Denkmalamtpräsidentin Dr. Neubauer war am 08.09.10 in der Ö1-Sendung „Von Tag zu Tag“ mit Philipp Blom zu hören. Sie gab sich glaubhaft als Verfechterin eines modernen Denkmalschutzes, der vernünftiger Nutzung des zu Bewahrenden das Wort redete. Dann aber passierte etwas Ungeheuerliches, das man gerade von ihr nicht erwartet hätte…

Hier stand eine denkmalgeschützte Mauer (© FotoDrohneWien)

Hier stand eine denkmalgeschützte Mauer (© FotoDrohneWien)

Von einer Anruferin auf den Augartenspitz angesprochen, führte die Präsidentin des Denkmalamtes etliche bekannte (und nicht sehr überzeugende) Gründe für die Zulassung der „Veränderung“ des Denkmals Augarten an, ohne die Gesetzwidrigkeit des eigenen Vorgehens auch nur mit einem Wort zu erwähnen. Im Gegenteil: sie behauptete, dass unter anderen auch die Volksanwaltschaft bestätigt habe, es sei alles rechtens. Diese Äußerung lässt nur 3 Möglichkeiten zu:

  1. Die Volksanwaltschaft hat dem Denkmalamt gegenüber eine der Bürgerinitiative diametral entgegenstehende Stellungnahme bezogen (wovon ohne schriftlichen Beweis nicht auszugehen sein dürfte),
  2. Frau Dr. Neubauer hat über den Begriff „rechtens“ eine Auffassung, die mit der österreichischen Rechtsordnung nicht vereinbart werden kann,
  3. Frau Dr.
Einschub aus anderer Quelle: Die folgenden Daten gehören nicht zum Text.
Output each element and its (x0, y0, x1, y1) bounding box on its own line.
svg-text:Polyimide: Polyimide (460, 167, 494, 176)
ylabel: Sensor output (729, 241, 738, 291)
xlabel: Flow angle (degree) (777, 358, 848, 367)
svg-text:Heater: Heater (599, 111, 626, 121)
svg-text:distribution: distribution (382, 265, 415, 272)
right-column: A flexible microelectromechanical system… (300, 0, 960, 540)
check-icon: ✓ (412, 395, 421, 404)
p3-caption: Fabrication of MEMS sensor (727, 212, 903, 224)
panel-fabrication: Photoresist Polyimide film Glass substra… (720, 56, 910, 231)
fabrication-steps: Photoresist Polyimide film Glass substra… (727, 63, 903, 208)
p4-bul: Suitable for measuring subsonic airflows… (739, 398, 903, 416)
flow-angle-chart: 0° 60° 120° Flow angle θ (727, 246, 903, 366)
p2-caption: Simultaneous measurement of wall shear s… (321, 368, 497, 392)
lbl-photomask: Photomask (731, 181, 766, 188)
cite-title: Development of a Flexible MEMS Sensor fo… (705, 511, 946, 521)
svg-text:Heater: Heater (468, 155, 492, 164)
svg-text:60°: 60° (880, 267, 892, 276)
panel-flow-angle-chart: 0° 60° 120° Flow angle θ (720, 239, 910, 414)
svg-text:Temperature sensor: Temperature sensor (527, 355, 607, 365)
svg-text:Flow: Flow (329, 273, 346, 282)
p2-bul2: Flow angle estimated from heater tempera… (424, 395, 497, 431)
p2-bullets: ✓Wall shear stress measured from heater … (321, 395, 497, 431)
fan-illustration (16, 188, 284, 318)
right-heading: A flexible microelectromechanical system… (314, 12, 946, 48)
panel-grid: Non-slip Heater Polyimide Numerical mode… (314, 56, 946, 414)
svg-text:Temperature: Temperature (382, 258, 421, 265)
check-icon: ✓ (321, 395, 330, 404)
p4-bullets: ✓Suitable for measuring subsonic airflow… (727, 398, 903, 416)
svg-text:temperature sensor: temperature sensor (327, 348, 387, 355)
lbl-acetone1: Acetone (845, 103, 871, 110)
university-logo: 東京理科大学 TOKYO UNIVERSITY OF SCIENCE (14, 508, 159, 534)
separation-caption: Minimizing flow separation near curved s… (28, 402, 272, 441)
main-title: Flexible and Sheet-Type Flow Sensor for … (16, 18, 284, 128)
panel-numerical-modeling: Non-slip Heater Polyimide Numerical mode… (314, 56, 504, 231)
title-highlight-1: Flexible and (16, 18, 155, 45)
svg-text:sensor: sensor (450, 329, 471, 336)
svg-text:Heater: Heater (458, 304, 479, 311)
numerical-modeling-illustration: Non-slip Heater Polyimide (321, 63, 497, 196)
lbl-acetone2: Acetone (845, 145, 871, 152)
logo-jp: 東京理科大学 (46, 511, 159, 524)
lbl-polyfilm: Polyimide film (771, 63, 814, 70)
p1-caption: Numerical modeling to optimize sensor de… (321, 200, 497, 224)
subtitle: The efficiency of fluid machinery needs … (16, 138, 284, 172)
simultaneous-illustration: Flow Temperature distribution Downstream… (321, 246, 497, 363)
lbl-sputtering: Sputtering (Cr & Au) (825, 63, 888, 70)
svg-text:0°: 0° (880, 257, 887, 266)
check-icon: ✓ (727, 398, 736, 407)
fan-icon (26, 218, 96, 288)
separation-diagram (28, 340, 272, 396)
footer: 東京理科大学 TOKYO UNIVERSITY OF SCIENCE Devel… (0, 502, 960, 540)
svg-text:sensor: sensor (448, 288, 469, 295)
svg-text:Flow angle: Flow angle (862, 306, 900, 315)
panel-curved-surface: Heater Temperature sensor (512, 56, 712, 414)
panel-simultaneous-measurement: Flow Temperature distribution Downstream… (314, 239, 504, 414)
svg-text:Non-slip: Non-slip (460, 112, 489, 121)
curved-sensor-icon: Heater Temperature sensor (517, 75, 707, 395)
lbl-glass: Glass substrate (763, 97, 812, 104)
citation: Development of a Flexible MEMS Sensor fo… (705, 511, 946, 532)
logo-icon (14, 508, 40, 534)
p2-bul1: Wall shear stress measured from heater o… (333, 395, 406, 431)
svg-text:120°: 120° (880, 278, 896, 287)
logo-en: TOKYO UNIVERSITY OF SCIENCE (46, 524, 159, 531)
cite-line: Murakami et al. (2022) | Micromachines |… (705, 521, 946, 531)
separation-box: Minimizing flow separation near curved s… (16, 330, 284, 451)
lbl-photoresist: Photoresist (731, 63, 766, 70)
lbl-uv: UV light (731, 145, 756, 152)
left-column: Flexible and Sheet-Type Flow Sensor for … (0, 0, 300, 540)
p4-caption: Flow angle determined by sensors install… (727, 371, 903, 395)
Neubauer gibt in aller Öffentlichkeit eine Erklärung im vollen Bewusstsein ihrer Unrichtigkeit ab.

Nicht nur, aber insbesondere im ersten Fall hätte Frau Volksanwältin Stoisits dringenden Handlungsbedarf.

Für den zweiten und dritten Fall entpuppte sich die der Volksanwaltschaft gegenüber gelobte „Besserung“ als hohles Lippenbekenntnis. Hinzu kommt, dass ein solches Beharren auf der vermeintlichen Rechtmäßigkeit des Genehmigungsbescheides im Fall des Falles die erneute (nicht ganz freiwillige?) Bereitschaft zum Rechtsbruch signalisiert.

Damit hat die Präsidentin dem Denkmalschutz wahrlich keinen guten Dienst erwiesen und ihre sonstigen Aussagen, so sympathisch manche geklungen haben mögen, als leeres Gerede demaskiert. Endlich einmal beim Namen nennen, was Sache ist und wer den Denkmalschutz in unserer Republik untergräbt, wäre in einer anbrechenden Zeit der Korruptionsdämmerung mutiger gewesen. Auch wenn Mut in diesem Land immer noch Gefahr läuft, von „oben“ bestraft zu werden.